Author: Dr Sandra Bonsu

World Lupus Day is celebrated on 10th May every year. Whether you know someone affected by Lupus or are currently living with Lupus, this celebration provides the opportunity to shed some light and raise awareness on a condition that is often unseen.

Unfortunately, for many individuals, the first knowledge of Lupus is often in a doctors’ consultation room, while receiving the diagnosis of Lupus for the very first time after months of confusing and unexplained signs and symptoms.

If you are fortunate enough to read or listen to the journey of a Lupus sufferer, you will learn of the immense anxiety, the fear and the mental turmoil that comes with a diagnosis of Lupus. You will also learn of the impact of Lupus on an individual, their work, their relationships, their friends and their family.

Lupus, a chronic autoimmune condition in which the immune system mistakenly attacks healthy organs or tissues, thus resulting in widespread inflammation and cell damage. It is a complex disease characterised by an array of signs and symptoms which includes but are not limited to the following; cutaneous manifestations such as the malar facial rashes, Joint pains, dry eyes, headaches, mouth ulcers, hair loss, extreme fatigue, weakness, changes to weight, poor circulation in fingers and toes, mood changes, seizures and kidney problems. These symptoms often mimic that of other conditions and have a relapsing /remitting course, which rather makes diagnoses difficult. It is important to note that not all lupus sufferers experience these symptoms, and the intensity of disease expression can vary from mild to severe.

There are four main types of Lupus which include; Discoid or Cutaneous Lupus Erythematosus, Systemic Lupus Erythematosus, Drug-induced Lupus Erythematosus and Neonatal Lupus Erythematous, however for the remainder of this article, I will focus on Systemic Lupus Erythematosus (SLE).

It is thought that the global prevalence of SLE in adults is 61.08 per 100 000 persons, which corresponds to approximately 3.17 Million people worldwide [1], this is with the knowledge that epidemiological data for 79% of countries world-wide on SLE are lacking, potentially meaning this could be a huge underestimation.

90% of those affected by SLE are women within their reproductive years between the ages of 15-44. At present, it is thought that SLE is infrequent, perhaps even rare in Africa especially West Africa, but interestingly data from Europe and the United States suggests that SLE appears to be more prevalent in people of African origin [2] living in the diaspora. That poses the question; is SLE truly infrequent in Africa, or do we simply not have the data which reflects the true picture. The current accepted train of thought is that environmental factors in Europe and United States may be the major contributor to the development of SLE in individuals of African origin.

Lupus, the hidden disease

When reading individual accounts of Lupus sufferers in Europe, especially those from ethnic backgrounds, there is often a sense of the need to hide the diagnosis from family and friends. Lupus, unlike other conditions such as type 2 diabetes, high blood pressure or even sickle cell anaemia, is not talked about. Cultural and religious practices especially amongst first generations in the diaspora means that affected individuals feel pressured to keep their diagnosis to themselves.

Fears around being labelled as lazy, too sick, unemployable, ability to conceive and sustain a healthy pregnancy, especially for young females all drive this. Open discussion is not encouraged.

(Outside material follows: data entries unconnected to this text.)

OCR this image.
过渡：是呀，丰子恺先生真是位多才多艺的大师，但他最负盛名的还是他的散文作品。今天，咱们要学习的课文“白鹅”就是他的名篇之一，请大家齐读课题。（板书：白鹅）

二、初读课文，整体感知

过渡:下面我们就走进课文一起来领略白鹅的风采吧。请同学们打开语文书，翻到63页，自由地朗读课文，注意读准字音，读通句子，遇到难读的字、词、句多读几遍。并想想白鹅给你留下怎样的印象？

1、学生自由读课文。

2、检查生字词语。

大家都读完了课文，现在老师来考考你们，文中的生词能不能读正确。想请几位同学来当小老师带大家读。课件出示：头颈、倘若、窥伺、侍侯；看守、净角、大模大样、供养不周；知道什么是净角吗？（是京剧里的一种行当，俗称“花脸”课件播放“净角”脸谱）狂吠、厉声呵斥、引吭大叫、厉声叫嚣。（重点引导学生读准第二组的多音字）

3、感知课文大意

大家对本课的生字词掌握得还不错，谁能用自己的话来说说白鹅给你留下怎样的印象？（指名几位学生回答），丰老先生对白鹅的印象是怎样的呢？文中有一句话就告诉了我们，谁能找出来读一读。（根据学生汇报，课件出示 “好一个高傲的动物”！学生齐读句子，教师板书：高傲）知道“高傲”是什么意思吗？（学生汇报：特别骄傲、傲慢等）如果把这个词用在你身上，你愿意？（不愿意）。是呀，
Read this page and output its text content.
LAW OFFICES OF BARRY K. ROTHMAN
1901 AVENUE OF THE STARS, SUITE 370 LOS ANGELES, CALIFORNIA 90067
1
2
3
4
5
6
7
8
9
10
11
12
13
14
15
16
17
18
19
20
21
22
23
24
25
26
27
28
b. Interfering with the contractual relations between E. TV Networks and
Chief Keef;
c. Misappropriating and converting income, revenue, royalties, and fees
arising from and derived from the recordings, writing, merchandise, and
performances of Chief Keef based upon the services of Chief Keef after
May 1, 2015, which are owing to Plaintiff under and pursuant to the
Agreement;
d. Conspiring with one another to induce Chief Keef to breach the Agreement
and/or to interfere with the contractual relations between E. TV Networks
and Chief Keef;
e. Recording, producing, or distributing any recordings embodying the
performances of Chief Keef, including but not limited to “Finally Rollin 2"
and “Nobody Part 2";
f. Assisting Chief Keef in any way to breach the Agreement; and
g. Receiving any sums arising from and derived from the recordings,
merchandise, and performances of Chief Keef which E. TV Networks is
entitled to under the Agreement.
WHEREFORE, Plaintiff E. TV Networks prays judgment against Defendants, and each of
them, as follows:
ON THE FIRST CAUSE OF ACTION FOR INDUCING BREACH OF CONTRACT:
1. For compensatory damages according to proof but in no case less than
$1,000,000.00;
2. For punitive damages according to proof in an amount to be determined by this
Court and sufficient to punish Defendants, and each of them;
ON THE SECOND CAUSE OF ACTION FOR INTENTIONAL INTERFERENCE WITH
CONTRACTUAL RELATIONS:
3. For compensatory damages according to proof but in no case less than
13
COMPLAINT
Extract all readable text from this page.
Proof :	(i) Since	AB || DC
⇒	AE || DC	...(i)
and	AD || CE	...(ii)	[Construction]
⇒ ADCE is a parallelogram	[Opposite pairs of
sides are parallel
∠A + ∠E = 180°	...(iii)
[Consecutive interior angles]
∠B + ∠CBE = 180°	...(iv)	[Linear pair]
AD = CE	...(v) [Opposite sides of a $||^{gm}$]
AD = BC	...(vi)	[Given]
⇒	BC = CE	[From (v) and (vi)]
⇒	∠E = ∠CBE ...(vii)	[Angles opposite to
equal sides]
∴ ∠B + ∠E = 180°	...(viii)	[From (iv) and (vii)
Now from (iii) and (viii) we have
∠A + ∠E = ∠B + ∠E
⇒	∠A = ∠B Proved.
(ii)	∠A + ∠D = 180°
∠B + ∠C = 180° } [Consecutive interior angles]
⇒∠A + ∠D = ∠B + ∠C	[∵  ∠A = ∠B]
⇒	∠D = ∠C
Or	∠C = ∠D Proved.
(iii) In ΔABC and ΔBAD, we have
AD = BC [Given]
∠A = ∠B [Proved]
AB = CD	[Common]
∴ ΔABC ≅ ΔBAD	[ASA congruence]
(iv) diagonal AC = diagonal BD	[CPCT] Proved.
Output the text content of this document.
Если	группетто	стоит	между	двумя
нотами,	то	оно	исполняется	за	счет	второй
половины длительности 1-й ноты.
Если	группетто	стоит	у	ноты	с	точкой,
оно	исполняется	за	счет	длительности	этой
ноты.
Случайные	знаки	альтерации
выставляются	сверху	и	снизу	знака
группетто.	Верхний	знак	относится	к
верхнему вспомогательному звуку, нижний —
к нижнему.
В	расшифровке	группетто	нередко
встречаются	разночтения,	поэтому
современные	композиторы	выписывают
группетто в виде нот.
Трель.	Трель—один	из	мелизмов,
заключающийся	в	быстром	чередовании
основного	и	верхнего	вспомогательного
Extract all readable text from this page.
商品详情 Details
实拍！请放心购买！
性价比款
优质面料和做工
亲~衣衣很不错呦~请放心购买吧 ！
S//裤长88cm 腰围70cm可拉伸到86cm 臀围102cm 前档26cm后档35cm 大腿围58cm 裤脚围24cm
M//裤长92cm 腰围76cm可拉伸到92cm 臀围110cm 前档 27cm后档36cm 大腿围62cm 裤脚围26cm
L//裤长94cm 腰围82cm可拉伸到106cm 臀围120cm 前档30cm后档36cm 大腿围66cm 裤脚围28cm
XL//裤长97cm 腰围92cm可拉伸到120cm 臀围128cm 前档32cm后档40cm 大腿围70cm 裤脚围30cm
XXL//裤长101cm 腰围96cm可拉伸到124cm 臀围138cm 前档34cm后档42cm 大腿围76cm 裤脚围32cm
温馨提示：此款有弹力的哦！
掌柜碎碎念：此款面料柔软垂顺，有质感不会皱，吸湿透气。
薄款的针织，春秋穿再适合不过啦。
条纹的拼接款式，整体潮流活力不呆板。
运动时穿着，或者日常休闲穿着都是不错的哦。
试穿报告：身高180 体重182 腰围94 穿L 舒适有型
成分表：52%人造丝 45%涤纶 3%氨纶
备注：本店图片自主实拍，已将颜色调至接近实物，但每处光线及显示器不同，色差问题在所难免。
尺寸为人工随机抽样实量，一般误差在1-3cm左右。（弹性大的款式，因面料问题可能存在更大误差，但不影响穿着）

In some cases, with little to no physical manifestation of lupus, the condition continues to remain unseen and hidden.

However, days like 10th May, World Lupus Day, Lupus awareness month, and organisations such as Lupus.org, Lupus UK, and Lupus trust together with individuals, charities and rheumatologist across the globe are changing this narrative. Sharing their stories, organising community events, fundraising, and putting out online campaigns are all helping to make Lupus known and seen.

At present, there is no cure for SLE, and as scary as it sounds, it is possible to live a very “normal life” given early diagnosis, correct treatment, and appropriate support from family and friends.

If you are unfamiliar with Lupus or have been introduced to it for the first time via this introductory piece, I hope that, at the very least, it prompts you to find out more. I hope it challenges you to think about people living with chronic and unseen conditions such as lupus.

Ask yourself, what can I do to help make someone suffering from an unseen disease/ illness life easier. You never know, a simple text or phone call could be what that individual needs to help them get through their already challenging day. A simple prompting from yourself may be what leads to an early diagnosis and intervention for that individual.

References

1. Tian J, Zhang D, Yao X, et al Global epidemiology of systemic lupus erythematosus: a comprehensive systematic analysis and modelling study. Annals of the Rheumatic Diseases 2023;82:351-356.
2. Symmons DP. Frequency of lupus in people of African origin. Lupus. 1995 Jun. 4(3):176-8.